History Matters is (among other things of the same name) a video channel of charming and funny animated cartoons that teach serious history. Mostly about three to five minutes long, they cover every aspect of history ancient or modern, often answering the question 'Why?'

The drawing style is uniform: people (many of them recognizable, such as Trotsky or Henry VIII, others generic for their profession, period and country) are squat little bundles facing the front, with expressively slitty eyes when they don't like something (e.g. the current king, an unfair treaty, being treated like slaves), and they might hold up a sign to express a succinct opinion (such as 'You suck', which usually expresses a desire for change of government, or 'Soon', which is a threat that we're out to get you). They move by a kind of sideways waddling, unless they're sneaking into shot leaning at an angle. (The creator is a historian, not an animator.)

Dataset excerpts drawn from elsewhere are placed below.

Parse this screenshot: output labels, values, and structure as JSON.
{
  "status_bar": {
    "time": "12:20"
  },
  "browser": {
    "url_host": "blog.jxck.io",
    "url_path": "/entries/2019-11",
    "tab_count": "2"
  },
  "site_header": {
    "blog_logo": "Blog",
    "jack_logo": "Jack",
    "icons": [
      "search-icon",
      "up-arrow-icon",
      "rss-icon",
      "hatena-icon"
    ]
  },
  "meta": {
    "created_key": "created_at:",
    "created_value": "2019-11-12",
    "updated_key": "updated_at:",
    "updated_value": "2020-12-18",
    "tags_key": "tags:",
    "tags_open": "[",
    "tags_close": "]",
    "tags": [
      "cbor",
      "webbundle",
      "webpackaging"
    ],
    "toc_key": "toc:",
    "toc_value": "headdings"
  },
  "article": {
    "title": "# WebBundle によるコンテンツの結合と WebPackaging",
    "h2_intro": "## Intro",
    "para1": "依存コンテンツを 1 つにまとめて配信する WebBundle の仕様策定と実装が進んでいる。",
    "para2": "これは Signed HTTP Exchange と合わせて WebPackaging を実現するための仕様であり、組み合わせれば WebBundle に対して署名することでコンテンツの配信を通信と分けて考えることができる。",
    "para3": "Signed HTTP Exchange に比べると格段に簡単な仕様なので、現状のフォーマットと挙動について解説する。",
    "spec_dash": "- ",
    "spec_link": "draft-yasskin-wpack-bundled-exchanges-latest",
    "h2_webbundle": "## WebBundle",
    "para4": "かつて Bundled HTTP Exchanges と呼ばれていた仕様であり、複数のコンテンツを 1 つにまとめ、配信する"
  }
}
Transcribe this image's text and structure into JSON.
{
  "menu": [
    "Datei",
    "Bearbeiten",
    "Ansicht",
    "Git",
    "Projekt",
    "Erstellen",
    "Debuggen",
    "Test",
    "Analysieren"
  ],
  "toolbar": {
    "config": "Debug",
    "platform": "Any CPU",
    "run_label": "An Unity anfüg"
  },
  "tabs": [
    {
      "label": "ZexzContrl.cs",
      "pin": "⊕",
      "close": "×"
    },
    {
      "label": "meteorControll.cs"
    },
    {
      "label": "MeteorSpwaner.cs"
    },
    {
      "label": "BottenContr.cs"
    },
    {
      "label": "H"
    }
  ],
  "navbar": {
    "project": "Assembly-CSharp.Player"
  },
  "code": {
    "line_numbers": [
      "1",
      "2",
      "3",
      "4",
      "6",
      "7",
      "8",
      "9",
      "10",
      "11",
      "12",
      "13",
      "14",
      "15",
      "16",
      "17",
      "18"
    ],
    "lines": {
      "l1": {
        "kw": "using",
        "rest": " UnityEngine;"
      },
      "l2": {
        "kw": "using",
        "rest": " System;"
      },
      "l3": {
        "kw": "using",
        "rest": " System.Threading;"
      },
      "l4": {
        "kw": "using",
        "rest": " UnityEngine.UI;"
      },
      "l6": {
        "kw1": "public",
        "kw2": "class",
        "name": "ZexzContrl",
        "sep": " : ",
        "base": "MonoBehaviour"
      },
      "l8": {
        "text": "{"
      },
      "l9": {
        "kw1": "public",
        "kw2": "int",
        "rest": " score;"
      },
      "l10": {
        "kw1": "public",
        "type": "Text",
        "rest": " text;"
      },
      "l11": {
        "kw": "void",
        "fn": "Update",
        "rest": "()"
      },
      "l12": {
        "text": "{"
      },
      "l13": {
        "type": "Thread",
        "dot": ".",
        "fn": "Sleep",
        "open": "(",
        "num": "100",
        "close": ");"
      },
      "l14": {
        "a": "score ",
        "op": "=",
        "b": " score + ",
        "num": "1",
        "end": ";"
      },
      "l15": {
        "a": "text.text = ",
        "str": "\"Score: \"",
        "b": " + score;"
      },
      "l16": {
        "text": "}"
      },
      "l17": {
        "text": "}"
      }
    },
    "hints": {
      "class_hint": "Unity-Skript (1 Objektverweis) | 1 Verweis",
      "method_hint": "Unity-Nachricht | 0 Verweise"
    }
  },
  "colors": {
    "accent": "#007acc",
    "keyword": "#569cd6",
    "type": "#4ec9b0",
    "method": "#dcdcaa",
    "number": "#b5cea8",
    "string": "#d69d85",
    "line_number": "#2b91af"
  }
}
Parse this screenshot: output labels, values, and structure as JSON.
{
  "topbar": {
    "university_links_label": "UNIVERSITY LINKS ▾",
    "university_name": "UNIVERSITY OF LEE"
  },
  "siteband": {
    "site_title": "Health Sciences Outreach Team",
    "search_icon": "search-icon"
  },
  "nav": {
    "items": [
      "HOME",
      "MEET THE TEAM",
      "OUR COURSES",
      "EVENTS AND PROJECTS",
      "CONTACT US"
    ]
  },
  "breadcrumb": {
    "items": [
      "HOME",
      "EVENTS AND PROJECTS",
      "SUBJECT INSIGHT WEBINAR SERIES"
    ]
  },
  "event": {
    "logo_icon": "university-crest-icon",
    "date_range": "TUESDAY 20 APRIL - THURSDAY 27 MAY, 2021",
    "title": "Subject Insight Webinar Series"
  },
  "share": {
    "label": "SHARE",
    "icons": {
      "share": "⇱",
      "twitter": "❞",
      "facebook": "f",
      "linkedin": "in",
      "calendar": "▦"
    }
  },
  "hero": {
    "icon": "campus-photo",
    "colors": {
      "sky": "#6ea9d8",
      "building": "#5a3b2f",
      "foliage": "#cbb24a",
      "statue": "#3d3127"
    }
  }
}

Occasionally one might have a reason to be joyous, and then they are shown bounding through a field of daisies. When they die, on the other hand, they keel over sideways with an audible thump.

There are quick flashes of a blackboard, which might contain just a connective like 'However'; or one of the characters might be pointing at it with a stick to indicate their thoughts or plans or decrees. If there's a flash of a larger amount of text like a scroll or a newspaper, gone before you can read it, always go back, pause on it, and read it all. It's always worth it. Another repeated trope is when the narrator says that at this point you might expect the Romans/Scots/Arabs/Politburo to do such and such, but 'Fun Fact: No'.

The maps are highly accurate. They might only be seen for a couple of seconds, but he has carefully coloured in the precise extent of, say, the Holy Roman Empire in 1648. Cartoon fires indicate conflict. By the nature of it, there are often fires all over the map.

The creator is a young man who narrates calmly over all this, and at the end he reads out his list of supporters (which always begins with one James Bissonette, a mysterious figure who has become something of a legend among the channel's followers). He has 377 videos at the time of writing this, and the earliest ones were ten minutes long so the channel was at first called Ten Minute History.